Like many of you, I've been following the political class's anguish over the defeated Syria vote with some amazement. Here's David Cameron accusing Miliband of 'letting America down', as though the UK's solemn duty is to do whatever the United States wants, rather than taking a particular view on specific events. There's Michael Gove calling his own party members a disgrace. And here's Michael Gove calling a Labour MP a 'National Socialist', a.k.a. a Nazi.
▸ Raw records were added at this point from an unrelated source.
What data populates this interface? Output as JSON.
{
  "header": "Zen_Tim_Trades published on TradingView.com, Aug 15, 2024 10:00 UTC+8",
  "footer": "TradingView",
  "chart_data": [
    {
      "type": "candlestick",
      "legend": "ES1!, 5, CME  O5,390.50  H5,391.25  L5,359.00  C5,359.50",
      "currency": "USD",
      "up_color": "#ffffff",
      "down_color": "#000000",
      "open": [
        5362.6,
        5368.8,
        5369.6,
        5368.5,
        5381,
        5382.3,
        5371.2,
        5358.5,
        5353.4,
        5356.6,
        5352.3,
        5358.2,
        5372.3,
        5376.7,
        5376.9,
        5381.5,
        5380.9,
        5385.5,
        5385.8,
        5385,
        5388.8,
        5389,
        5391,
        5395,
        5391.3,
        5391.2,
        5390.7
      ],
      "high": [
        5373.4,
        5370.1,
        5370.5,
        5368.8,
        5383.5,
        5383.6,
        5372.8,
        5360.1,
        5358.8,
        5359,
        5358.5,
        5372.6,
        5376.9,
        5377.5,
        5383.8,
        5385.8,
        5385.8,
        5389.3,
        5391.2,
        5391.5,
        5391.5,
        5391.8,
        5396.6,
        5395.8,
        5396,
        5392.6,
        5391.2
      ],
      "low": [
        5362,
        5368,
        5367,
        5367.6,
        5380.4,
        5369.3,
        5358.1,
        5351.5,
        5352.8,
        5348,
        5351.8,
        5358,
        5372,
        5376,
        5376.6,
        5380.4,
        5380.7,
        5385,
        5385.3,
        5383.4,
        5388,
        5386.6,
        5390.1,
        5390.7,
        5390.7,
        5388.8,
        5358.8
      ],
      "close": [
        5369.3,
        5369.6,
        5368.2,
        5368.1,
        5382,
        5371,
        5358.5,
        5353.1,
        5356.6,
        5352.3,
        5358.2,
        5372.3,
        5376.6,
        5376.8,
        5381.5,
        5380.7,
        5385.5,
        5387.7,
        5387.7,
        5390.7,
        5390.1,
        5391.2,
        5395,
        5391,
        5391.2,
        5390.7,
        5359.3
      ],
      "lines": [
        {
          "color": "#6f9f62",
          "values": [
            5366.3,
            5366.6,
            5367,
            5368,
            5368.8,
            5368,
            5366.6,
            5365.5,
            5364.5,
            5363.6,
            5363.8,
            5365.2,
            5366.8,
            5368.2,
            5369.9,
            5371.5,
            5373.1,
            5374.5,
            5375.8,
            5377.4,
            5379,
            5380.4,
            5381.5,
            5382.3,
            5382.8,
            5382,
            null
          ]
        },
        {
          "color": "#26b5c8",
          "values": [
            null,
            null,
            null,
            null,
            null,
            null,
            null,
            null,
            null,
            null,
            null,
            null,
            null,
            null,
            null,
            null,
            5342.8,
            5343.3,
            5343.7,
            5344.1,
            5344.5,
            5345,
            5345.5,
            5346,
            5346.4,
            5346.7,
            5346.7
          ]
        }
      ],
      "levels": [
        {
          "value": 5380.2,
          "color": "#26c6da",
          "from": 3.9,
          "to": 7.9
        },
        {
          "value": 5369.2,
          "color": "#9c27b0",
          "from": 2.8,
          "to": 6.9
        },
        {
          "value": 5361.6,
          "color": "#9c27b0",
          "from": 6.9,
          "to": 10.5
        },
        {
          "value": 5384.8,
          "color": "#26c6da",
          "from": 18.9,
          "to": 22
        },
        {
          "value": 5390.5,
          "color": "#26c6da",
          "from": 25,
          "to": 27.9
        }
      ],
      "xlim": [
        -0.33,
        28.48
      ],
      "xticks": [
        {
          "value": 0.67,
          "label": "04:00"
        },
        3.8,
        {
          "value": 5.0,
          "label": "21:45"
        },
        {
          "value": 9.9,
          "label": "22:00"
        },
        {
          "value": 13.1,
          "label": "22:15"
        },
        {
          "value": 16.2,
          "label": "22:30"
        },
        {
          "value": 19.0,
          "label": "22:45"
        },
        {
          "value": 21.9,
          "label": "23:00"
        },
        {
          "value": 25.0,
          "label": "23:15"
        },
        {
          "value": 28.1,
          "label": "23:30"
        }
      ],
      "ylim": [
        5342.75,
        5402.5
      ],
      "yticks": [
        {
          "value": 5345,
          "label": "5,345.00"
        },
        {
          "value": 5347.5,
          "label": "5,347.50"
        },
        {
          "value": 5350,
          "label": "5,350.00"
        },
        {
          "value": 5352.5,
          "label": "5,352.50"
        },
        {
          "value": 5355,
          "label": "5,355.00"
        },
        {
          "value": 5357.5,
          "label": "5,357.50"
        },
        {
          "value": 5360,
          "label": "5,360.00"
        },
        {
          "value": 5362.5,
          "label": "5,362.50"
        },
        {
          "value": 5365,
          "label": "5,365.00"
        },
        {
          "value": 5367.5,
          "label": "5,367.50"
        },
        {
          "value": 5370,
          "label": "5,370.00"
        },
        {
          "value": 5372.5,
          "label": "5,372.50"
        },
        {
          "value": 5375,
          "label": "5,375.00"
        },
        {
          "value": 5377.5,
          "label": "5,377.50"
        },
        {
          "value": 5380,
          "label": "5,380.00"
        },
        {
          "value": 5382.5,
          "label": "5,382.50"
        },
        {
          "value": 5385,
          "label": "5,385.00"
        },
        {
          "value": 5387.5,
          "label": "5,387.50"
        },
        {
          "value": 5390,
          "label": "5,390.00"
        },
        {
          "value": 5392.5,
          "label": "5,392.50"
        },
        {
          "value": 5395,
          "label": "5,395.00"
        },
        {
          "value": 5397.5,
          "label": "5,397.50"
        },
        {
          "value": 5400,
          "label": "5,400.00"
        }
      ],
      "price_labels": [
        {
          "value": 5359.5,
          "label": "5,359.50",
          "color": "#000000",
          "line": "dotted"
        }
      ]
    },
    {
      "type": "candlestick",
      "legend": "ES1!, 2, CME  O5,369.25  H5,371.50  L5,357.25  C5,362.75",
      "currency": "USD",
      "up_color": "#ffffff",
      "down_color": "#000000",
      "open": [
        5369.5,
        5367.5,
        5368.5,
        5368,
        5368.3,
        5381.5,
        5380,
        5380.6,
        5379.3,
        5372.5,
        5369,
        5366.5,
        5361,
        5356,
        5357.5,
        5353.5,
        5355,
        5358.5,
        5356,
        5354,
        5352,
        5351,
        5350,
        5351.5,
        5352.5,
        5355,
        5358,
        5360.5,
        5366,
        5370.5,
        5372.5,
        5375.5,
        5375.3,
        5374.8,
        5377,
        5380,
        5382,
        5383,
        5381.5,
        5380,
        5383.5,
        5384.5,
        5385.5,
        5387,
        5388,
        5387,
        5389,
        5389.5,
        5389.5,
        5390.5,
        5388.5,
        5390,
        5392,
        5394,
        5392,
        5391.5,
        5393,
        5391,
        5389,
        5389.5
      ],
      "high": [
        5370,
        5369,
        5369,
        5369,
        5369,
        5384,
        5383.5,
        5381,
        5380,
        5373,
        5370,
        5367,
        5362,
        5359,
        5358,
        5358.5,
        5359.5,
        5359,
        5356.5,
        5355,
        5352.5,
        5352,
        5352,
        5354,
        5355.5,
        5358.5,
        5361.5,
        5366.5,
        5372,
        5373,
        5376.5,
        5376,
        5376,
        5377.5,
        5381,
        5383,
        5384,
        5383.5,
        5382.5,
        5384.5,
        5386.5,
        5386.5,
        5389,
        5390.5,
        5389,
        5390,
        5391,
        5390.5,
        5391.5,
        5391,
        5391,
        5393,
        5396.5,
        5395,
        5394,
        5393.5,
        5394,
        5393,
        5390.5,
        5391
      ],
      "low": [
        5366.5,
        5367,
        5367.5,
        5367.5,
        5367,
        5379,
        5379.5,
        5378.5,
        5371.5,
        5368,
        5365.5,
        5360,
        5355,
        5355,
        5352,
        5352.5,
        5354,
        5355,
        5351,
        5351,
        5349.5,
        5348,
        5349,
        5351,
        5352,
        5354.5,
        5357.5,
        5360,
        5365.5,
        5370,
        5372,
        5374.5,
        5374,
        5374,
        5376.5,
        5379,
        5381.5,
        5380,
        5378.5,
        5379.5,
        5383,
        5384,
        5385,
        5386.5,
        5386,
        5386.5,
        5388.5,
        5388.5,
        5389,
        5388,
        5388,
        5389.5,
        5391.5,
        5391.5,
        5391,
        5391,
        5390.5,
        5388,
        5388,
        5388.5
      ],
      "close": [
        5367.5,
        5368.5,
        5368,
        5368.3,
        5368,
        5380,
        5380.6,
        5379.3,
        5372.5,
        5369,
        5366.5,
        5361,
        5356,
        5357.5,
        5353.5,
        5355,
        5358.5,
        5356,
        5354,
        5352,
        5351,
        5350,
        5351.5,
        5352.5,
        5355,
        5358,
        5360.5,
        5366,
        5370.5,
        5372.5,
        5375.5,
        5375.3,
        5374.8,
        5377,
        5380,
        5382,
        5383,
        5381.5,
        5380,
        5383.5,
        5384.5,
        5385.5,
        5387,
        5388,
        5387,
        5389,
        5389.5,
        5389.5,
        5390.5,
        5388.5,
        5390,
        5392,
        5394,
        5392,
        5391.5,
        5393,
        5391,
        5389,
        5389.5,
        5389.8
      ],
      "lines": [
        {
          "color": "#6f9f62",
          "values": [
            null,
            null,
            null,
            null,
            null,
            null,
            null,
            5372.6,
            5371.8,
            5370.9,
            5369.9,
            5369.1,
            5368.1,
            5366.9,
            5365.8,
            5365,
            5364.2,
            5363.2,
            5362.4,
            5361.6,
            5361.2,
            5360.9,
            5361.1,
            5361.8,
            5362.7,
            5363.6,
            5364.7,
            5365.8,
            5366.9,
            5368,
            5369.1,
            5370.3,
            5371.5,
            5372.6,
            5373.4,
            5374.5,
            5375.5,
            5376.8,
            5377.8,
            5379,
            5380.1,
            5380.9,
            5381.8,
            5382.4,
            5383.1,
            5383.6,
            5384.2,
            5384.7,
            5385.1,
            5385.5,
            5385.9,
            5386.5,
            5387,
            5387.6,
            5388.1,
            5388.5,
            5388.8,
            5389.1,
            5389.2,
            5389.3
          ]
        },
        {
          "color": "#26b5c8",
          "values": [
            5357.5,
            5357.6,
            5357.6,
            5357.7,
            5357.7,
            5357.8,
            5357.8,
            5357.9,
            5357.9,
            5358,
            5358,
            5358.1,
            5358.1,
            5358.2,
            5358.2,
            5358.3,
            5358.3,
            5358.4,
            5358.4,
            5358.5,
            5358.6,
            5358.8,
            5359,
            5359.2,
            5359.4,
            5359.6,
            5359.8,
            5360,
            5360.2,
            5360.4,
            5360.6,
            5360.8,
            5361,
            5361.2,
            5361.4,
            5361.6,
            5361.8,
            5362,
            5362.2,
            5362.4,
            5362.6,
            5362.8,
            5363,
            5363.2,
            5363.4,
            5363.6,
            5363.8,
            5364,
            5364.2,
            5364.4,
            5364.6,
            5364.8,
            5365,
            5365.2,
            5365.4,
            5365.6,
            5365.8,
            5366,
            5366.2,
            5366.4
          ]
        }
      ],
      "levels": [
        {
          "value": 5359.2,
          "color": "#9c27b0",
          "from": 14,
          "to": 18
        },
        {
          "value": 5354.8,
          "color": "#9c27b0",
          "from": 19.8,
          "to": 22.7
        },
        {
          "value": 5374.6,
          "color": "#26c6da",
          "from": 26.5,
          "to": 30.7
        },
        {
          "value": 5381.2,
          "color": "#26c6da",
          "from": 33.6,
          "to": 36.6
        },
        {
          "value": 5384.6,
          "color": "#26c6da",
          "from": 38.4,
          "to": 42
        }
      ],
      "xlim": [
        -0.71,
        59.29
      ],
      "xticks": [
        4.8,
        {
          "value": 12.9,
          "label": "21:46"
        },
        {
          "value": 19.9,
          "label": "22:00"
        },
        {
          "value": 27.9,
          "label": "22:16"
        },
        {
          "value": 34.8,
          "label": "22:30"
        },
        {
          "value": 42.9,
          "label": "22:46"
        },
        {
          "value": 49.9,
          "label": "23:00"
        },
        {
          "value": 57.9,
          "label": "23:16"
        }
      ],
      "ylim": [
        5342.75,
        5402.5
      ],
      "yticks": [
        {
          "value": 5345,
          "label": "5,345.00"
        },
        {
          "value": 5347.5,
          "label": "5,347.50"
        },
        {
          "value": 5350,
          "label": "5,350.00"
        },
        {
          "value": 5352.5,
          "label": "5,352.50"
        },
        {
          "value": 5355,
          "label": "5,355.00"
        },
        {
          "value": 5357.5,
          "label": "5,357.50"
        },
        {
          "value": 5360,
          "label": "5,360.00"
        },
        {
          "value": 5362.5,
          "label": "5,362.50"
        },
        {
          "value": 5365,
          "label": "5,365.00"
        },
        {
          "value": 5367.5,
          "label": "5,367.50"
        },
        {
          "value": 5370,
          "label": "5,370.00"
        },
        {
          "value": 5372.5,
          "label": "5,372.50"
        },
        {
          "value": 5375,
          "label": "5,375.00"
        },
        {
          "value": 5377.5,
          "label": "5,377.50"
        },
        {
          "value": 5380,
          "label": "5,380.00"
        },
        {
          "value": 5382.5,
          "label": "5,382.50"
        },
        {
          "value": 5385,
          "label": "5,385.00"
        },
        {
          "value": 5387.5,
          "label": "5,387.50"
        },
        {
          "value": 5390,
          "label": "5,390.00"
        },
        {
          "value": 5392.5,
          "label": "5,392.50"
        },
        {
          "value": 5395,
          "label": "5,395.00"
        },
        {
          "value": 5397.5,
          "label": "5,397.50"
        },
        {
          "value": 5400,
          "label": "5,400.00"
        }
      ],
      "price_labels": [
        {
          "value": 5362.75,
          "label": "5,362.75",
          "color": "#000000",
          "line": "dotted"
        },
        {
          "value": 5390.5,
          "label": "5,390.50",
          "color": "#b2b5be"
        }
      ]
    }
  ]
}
But one phrase keeps coming back, particularly in the broadsheet commentary. Over and over again, they ask whether Britain is no longer 'punching above its weight'. They're at it in Al-Jazeera, the Financial Times and all over the press and TV.
It's post-imperial angst. To these people, moral and political authority is acquired by being on the trigger end of the barrel of a gun. Those countries horrified by Syria's use of chemical weapons are, of course, all nuclear-armed and some of them have used chemical weapons in war (the UK in Russia, the Americans in Vietnam). They are morally and politically bankrupt.
To me, the repeated use of the phrase 'punching above its weight' is indicative of their failure. Their preferred metaphor is a violent one. They forget that large swathes of the world - and as an Irish citizen I include my sainted ancestors - have been repeatedly and bloodily punched by the UK in its quest to demonstrate its continued global relevance.
So here's a novel idea. How about not punching anyone for a while? Retire the metaphor and try to think of new ways to relate to your global neighbours? Other countries have managed it. The Germans, obviously. Belgium had a particularly vile Empire and seems to have moved on without too much post-imperial angst. The Danes, Dutch and Swedes withdrew from their overseas conquests and cope quite well without needing to sally forth and punch anyone.
The British can do the same. Instead of behaving like a belligerent drunk outside a pub at closing time, offering to take on anyone who stared at his bird, how about attempting a little diplomacy (and get rid of the nuclear weapons, the last resort of the bully)? Last night I watched an old episode of Dr Who, in which Harriet Jones, newly installed as the Prime Minister, said this:
Sadly Harriet then nuked a retreating alien spacecraft (shades of the Belgrano) and the Doctor brought her down: even Harriet was infected by the desire for Britain to 'punch above its weight'. It's time for our real-life politicians to accept that the UK is a small country which has better things to do than reach for the red button – and the tired old clichés – every time American calls or an adviser recommends a spot of voter-friendly foreigner-biffing.